Implications for Research and Medicine

This human liver periportal assembloid system represents a transformative advancement with far-reaching implications. The platform enables investigation of human liver pathophysiology with unprecedented fidelity to native tissue architecture and cellular interactions. By preserving patient-specific signatures, including disease-predisposing genes and metabolic enzyme variations, the system offers powerful opportunities for personalized medicine approaches.

The assembloid technology addresses critical needs in drug development by providing a human-relevant system for toxicity testing and efficacy screening. The ability to model aspects of biliary fibrosis opens new avenues for understanding disease mechanisms and testing potential therapeutics. Furthermore, the demonstration that both expanded and differentiated hepatocyte organoids can engraft and maintain hepatic function following xenotransplantation in mouse models suggests potential applications in cellular transplantation therapy.
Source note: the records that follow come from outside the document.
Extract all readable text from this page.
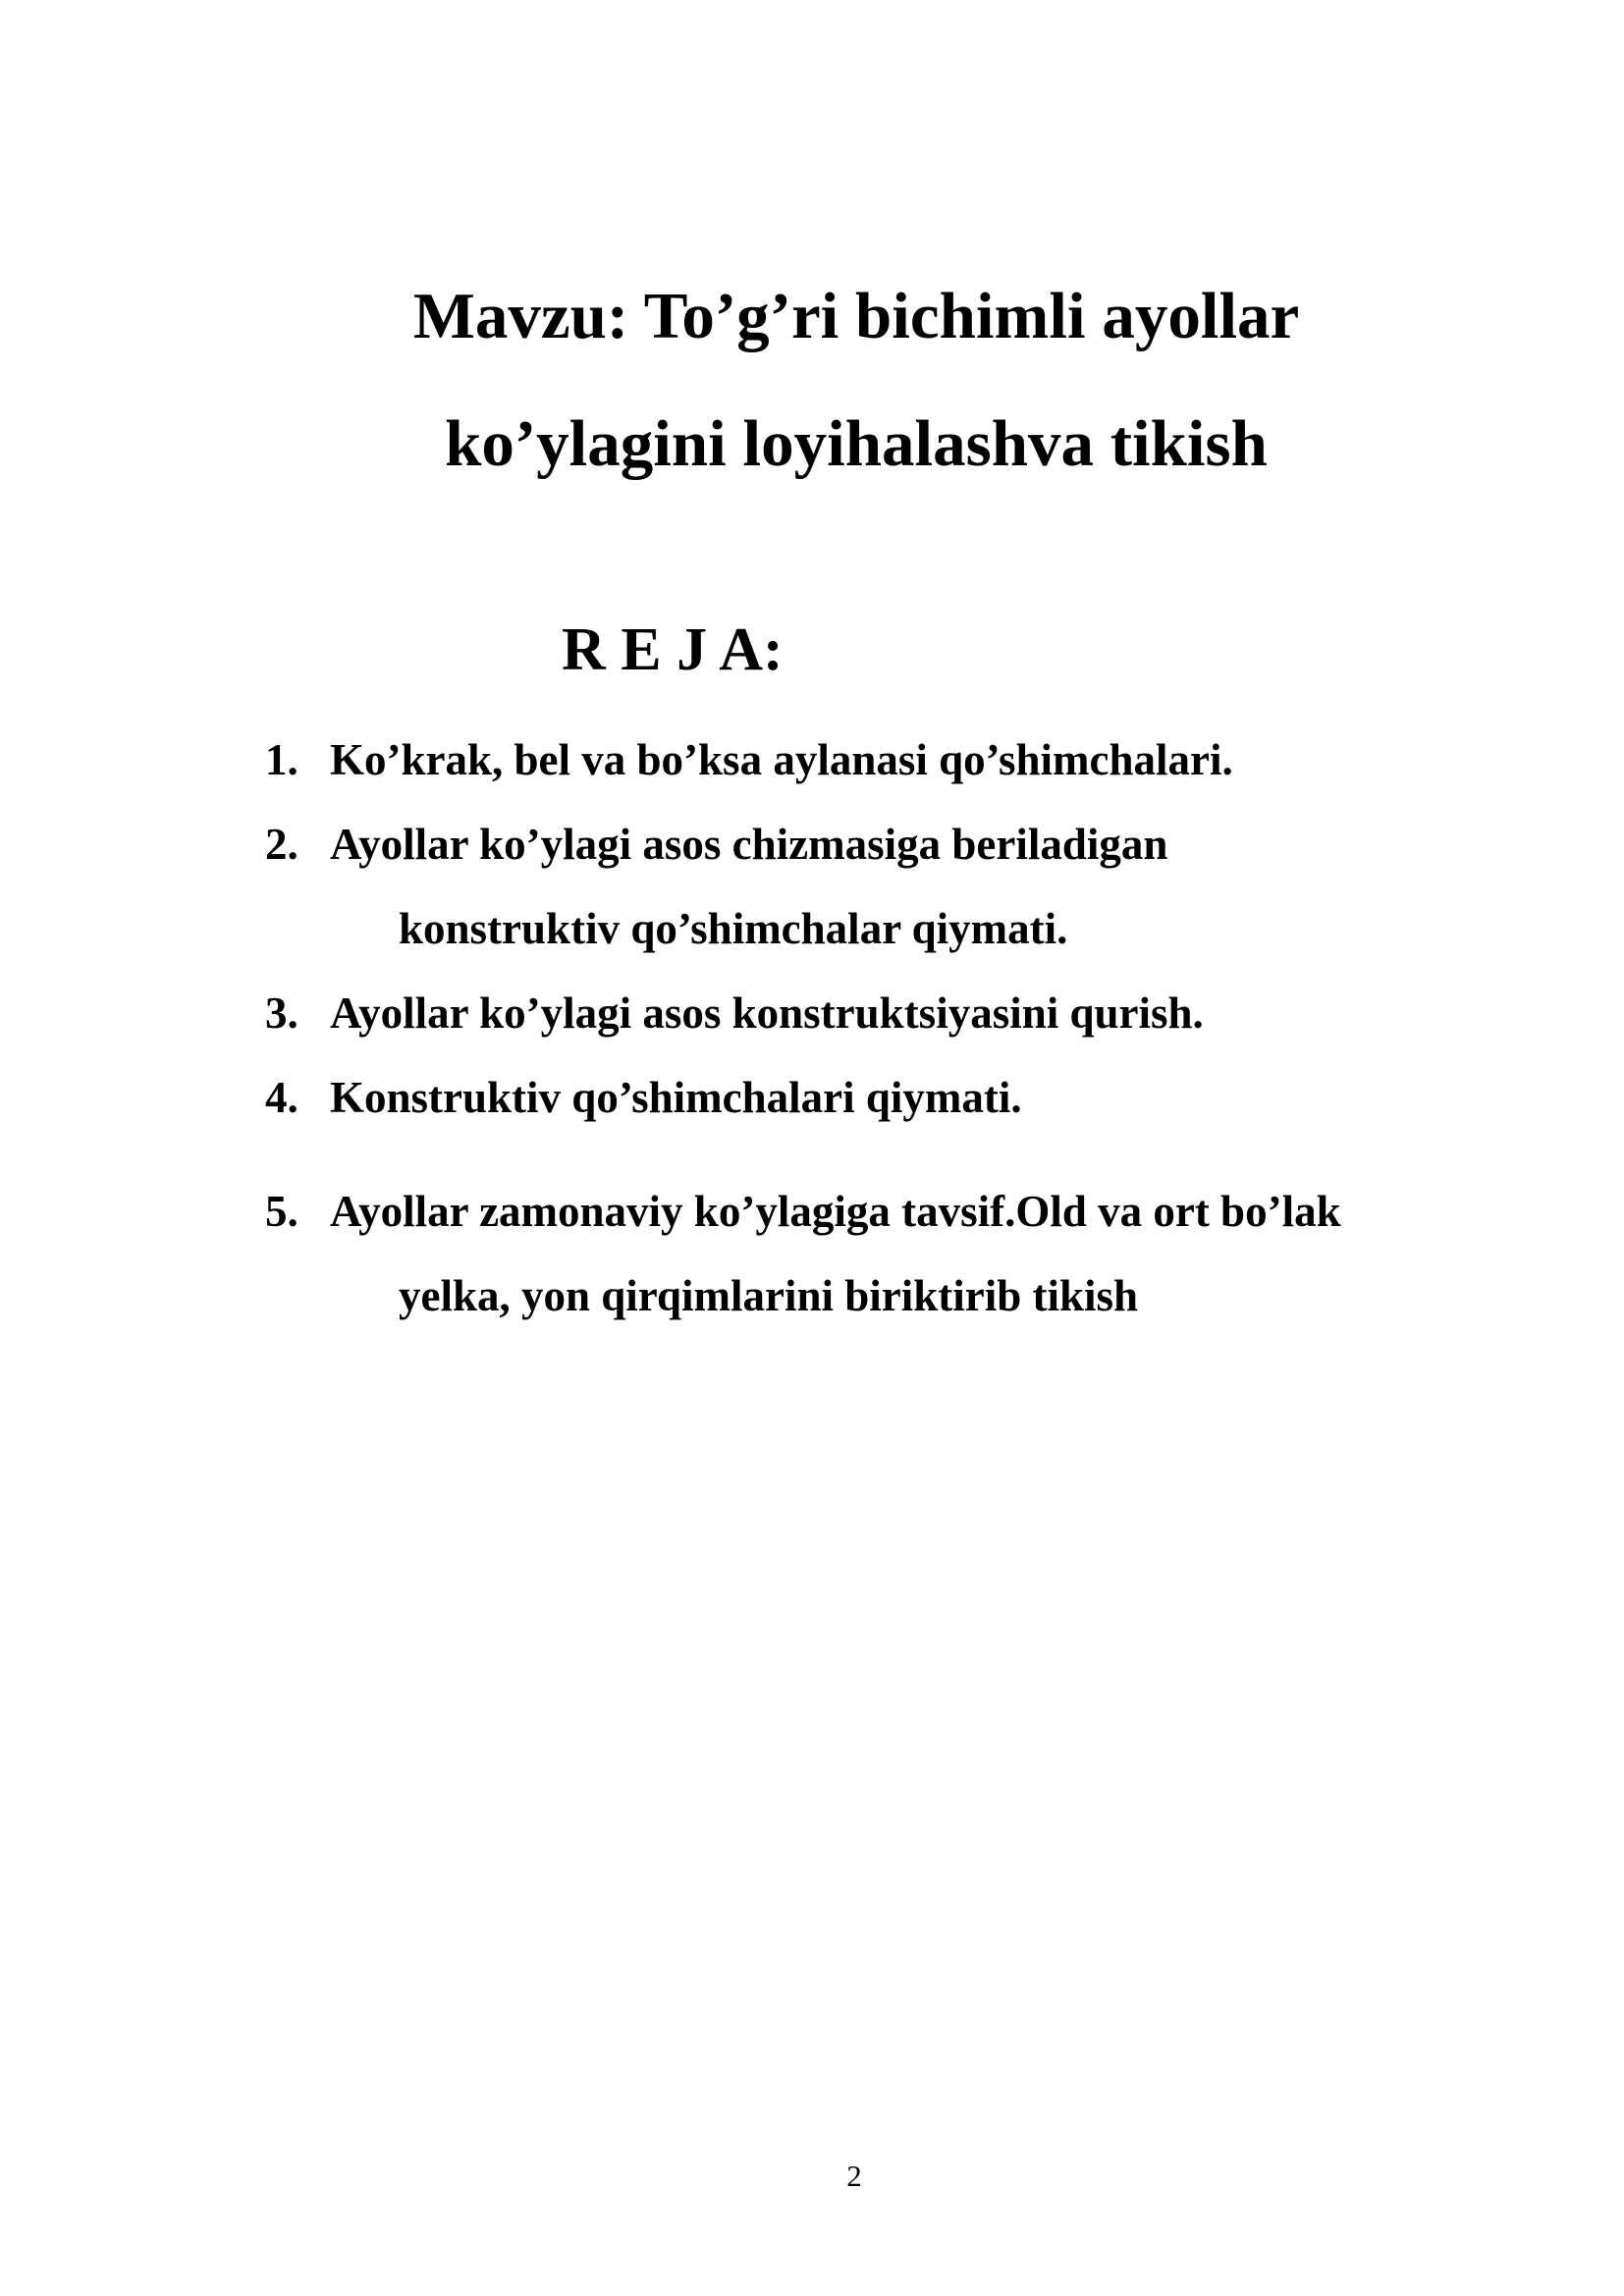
Mavzu: To’g’ri bichimli ayollar
ko’ylagini loyihalashva tikish
R E J A:
1. Ko’krak, bel va bo’ksa aylanasi qo’shimchalari.
2. Ayollar ko’ylagi asos chizmasiga beriladigan
konstruktiv qo’shimchalar qiymati.
3. Ayollar ko’ylagi asos konstruktsiyasini qurish.
4. Konstruktiv qo’shimchalari qiymati.
5. Ayollar zamonaviy ko’ylagiga tavsif.Old va ort bo’lak
yelka, yon qirqimlarini biriktirib tikish
2
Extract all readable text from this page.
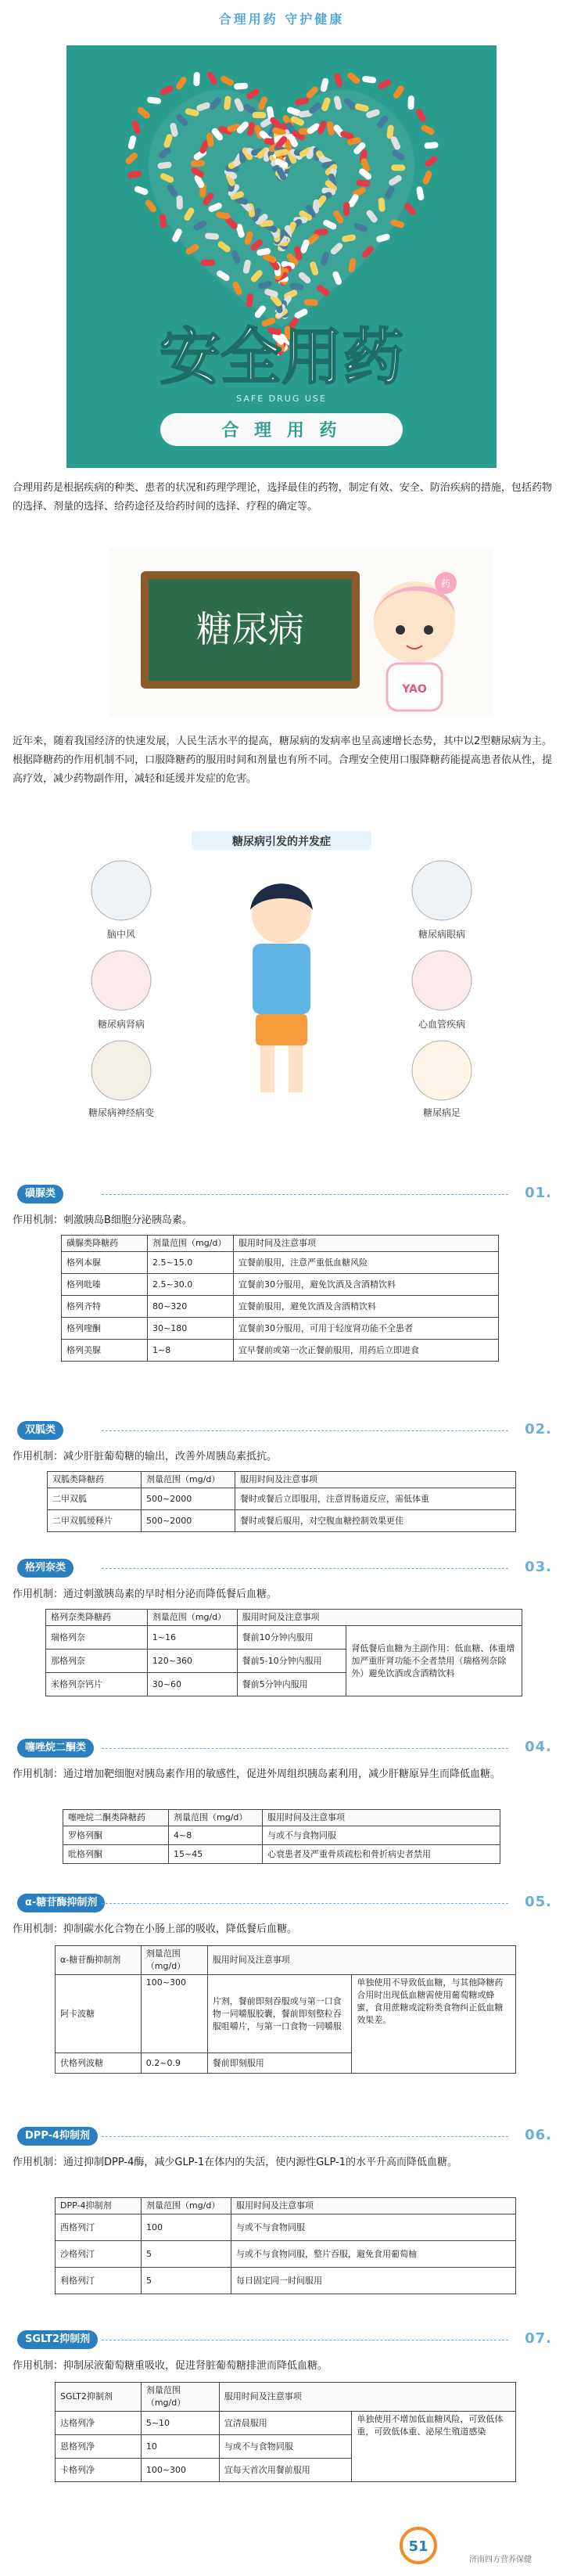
合理用药 守护健康
安全用药
SAFE DRUG USE
合 理 用 药
合理用药是根据疾病的种类、患者的状况和药理学理论，选择最佳的药物，制定有效、安全、防治疾病的措施，包括药物的选择、剂量的选择、给药途径及给药时间的选择、疗程的确定等。
糖尿病
药
YAO
近年来，随着我国经济的快速发展，人民生活水平的提高，糖尿病的发病率也呈高速增长态势，其中以2型糖尿病为主。根据降糖药的作用机制不同，口服降糖药的服用时间和剂量也有所不同。合理安全使用口服降糖药能提高患者依从性，提高疗效，减少药物副作用，减轻和延缓并发症的危害。
糖尿病引发的并发症
脑中风	糖尿病眼病
糖尿病肾病	心血管疾病
糖尿病神经病变	糖尿病足
磺脲类	01.
作用机制：刺激胰岛B细胞分泌胰岛素。
磺脲类降糖药	剂量范围（mg/d）	服用时间及注意事项
格列本脲	2.5~15.0	宜餐前服用，注意严重低血糖风险
格列吡嗪	2.5~30.0	宜餐前30分服用，避免饮酒及含酒精饮料
格列齐特	80~320	宜餐前服用，避免饮酒及含酒精饮料
格列喹酮	30~180	宜餐前30分服用，可用于轻度肾功能不全患者
格列美脲	1~8	宜早餐前或第一次正餐前服用，用药后立即进食
双胍类	02.
作用机制：减少肝脏葡萄糖的输出，改善外周胰岛素抵抗。
双胍类降糖药	剂量范围（mg/d）	服用时间及注意事项
二甲双胍	500~2000	餐时或餐后立即服用，注意胃肠道反应，需低体重
二甲双胍缓释片	500~2000	餐时或餐后服用，对空腹血糖控制效果更佳
格列奈类	03.
作用机制：通过刺激胰岛素的早时相分泌而降低餐后血糖。
格列奈类降糖药	剂量范围（mg/d）	服用时间及注意事项	
瑞格列奈	1~16	餐前10分钟内服用	肾低餐后血糖为主副作用：低血糖、体重增加严重肝肾功能不全者禁用（瑞格列奈除外）避免饮酒或含酒精饮料
那格列奈	120~360	餐前5-10分钟内服用	
米格列奈钙片	30~60	餐前5分钟内服用	
噻唑烷二酮类	04.
作用机制：通过增加靶细胞对胰岛素作用的敏感性，促进外周组织胰岛素利用，减少肝糖原异生而降低血糖。
噻唑烷二酮类降糖药	剂量范围（mg/d）	服用时间及注意事项
罗格列酮	4~8	与或不与食物同服
吡格列酮	15~45	心衰患者及严重骨质疏松和骨折病史者禁用
α-糖苷酶抑制剂	05.
作用机制：抑制碳水化合物在小肠上部的吸收，降低餐后血糖。
α-糖苷酶抑制剂	剂量范围（mg/d）	服用时间及注意事项	
阿卡波糖	100~300	片剂，餐前即刻吞服或与第一口食物一同嚼服胶囊，餐前即刻整粒吞服咀嚼片，与第一口食物一同嚼服	单独使用不导致低血糖，与其他降糖药合用时出现低血糖需使用葡萄糖或蜂蜜，食用蔗糖或淀粉类食物纠正低血糖效果差。
伏格列波糖	0.2~0.9	餐前即刻服用	
DPP-4抑制剂	06.
作用机制：通过抑制DPP-4酶，减少GLP-1在体内的失活，使内源性GLP-1的水平升高而降低血糖。
DPP-4抑制剂	剂量范围（mg/d）	服用时间及注意事项
西格列汀	100	与或不与食物同服
沙格列汀	5	与或不与食物同服，整片吞服，避免食用葡萄柚
利格列汀	5	每日固定同一时间服用
SGLT2抑制剂	07.
作用机制：抑制尿液葡萄糖重吸收，促进肾脏葡萄糖排泄而降低血糖。
SGLT2抑制剂	剂量范围（mg/d）	服用时间及注意事项	
达格列净	5~10	宜清晨服用	单独使用不增加低血糖风险，可致低体重，可致低体重、泌尿生殖道感染
恩格列净	10	与或不与食物同服	
卡格列净	100~300	宜每天首次用餐前服用	
51
济南四方营养保健
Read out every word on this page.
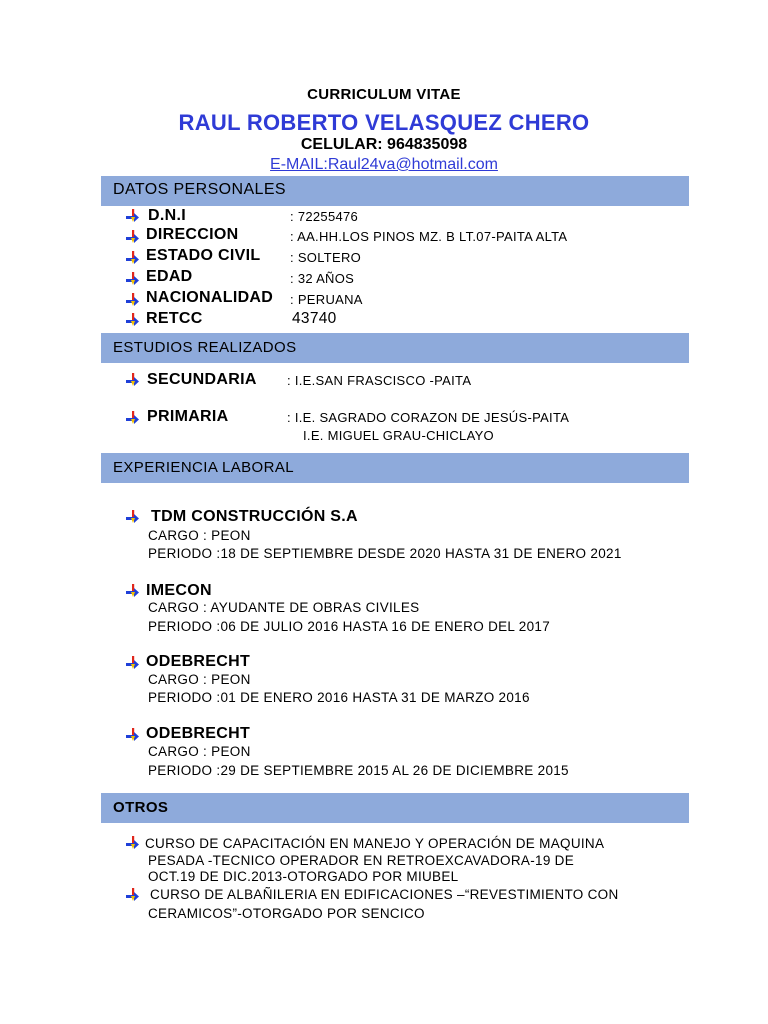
CURRICULUM VITAE
RAUL ROBERTO VELASQUEZ CHERO
CELULAR: 964835098
E-MAIL:Raul24va@hotmail.com
DATOS PERSONALES
D.N.I	: 72255476
DIRECCION	: AA.HH.LOS PINOS MZ. B LT.07-PAITA ALTA
ESTADO CIVIL : SOLTERO
EDAD	: 32 AÑOS
NACIONALIDAD : PERUANA
RETCC	43740
ESTUDIOS REALIZADOS
SECUNDARIA : I.E.SAN FRASCISCO -PAITA
PRIMARIA	: I.E. SAGRADO CORAZON DE JESÚS-PAITA
I.E. MIGUEL GRAU-CHICLAYO
EXPERIENCIA LABORAL
TDM CONSTRUCCIÓN S.A
CARGO : PEON
PERIODO :18 DE SEPTIEMBRE DESDE 2020 HASTA 31 DE ENERO 2021
IMECON
CARGO : AYUDANTE DE OBRAS CIVILES
PERIODO :06 DE JULIO 2016 HASTA 16 DE ENERO DEL 2017
ODEBRECHT
CARGO : PEON
PERIODO :01 DE ENERO 2016 HASTA 31 DE MARZO 2016
ODEBRECHT
CARGO : PEON
PERIODO :29 DE SEPTIEMBRE 2015 AL 26 DE DICIEMBRE 2015
OTROS
CURSO DE CAPACITACIÓN EN MANEJO Y OPERACIÓN DE MAQUINA
PESADA -TECNICO OPERADOR EN RETROEXCAVADORA-19 DE
OCT.19 DE DIC.2013-OTORGADO POR MIUBEL
CURSO DE ALBAÑILERIA EN EDIFICACIONES –“REVESTIMIENTO CON
CERAMICOS”-OTORGADO POR SENCICO
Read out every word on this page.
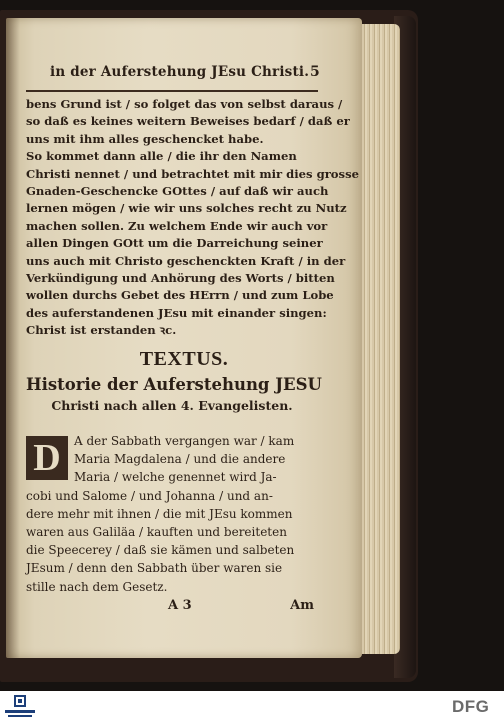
in der Auferstehung JEsu Christi. 5
bens Grund ist / so folget das von selbst daraus /
so daß es keines weitern Beweises bedarf / daß er
uns mit ihm alles geschencket habe.
So kommet dann alle / die ihr den Namen
Christi nennet / und betrachtet mit mir dies grosse
Gnaden-Geschencke GOttes / auf daß wir auch
lernen mögen / wie wir uns solches recht zu Nutz
machen sollen. Zu welchem Ende wir auch vor
allen Dingen GOtt um die Darreichung seiner
uns auch mit Christo geschenckten Kraft / in der
Verkündigung und Anhörung des Worts / bitten
wollen durchs Gebet des HErrn / und zum Lobe
des auferstandenen JEsu mit einander singen:
Christ ist erstanden ꝛc.
TEXTUS.
Historie der Auferstehung JESU
Christi nach allen 4. Evangelisten.
D	A der Sabbath vergangen war / kam
Maria Magdalena / und die andere
Maria / welche genennet wird Ja-
cobi und Salome / und Johanna / und an-
dere mehr mit ihnen / die mit JEsu kommen
waren aus Galiläa / kauften und bereiteten
die Speecerey / daß sie kämen und salbeten
JEsum / denn den Sabbath über waren sie
stille nach dem Gesetz.
A 3	Am
DFG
Future Directions and Limitations

While the assembloid system represents a significant advancement, researchers note several areas for future development. The current model lacks other mesenchymal cells, immune cells, and portal vasculature (portal vein and hepatic artery), which limits formation of a true periportal triad. Incorporating these components will be crucial to reproduce all aspects of liver physiology and disease.

The modular, "self-organized Lego-like" nature of the assembloid platform provides a unique system to systematically manipulate individual cellular components and dissect how specific microenvironmental signals or cell-cell interactions contribute to human hepatocyte identity and zonation. This capability will enable more precise investigation of liver biology and disease mechanisms.

Conclusion

The development of patient-derived hepatocyte organoids and periportal assembloids marks a paradigm shift in liver research. By overcoming the longstanding challenge of expanding human adult hepatocytes and combining them with other liver cell types to recreate tissue architecture, this platform provides an unprecedented tool for studying human liver biology and disease.

As researchers continue to refine and expand this technology, it holds promise to accelerate drug development, enable early diagnosis, advance personalized medicine, and potentially contribute to cellular transplantation therapies. The human liver assembloid system represents not just a technical achievement but a fundamental advancement in our ability to understand and treat liver diseases that affect millions worldwide.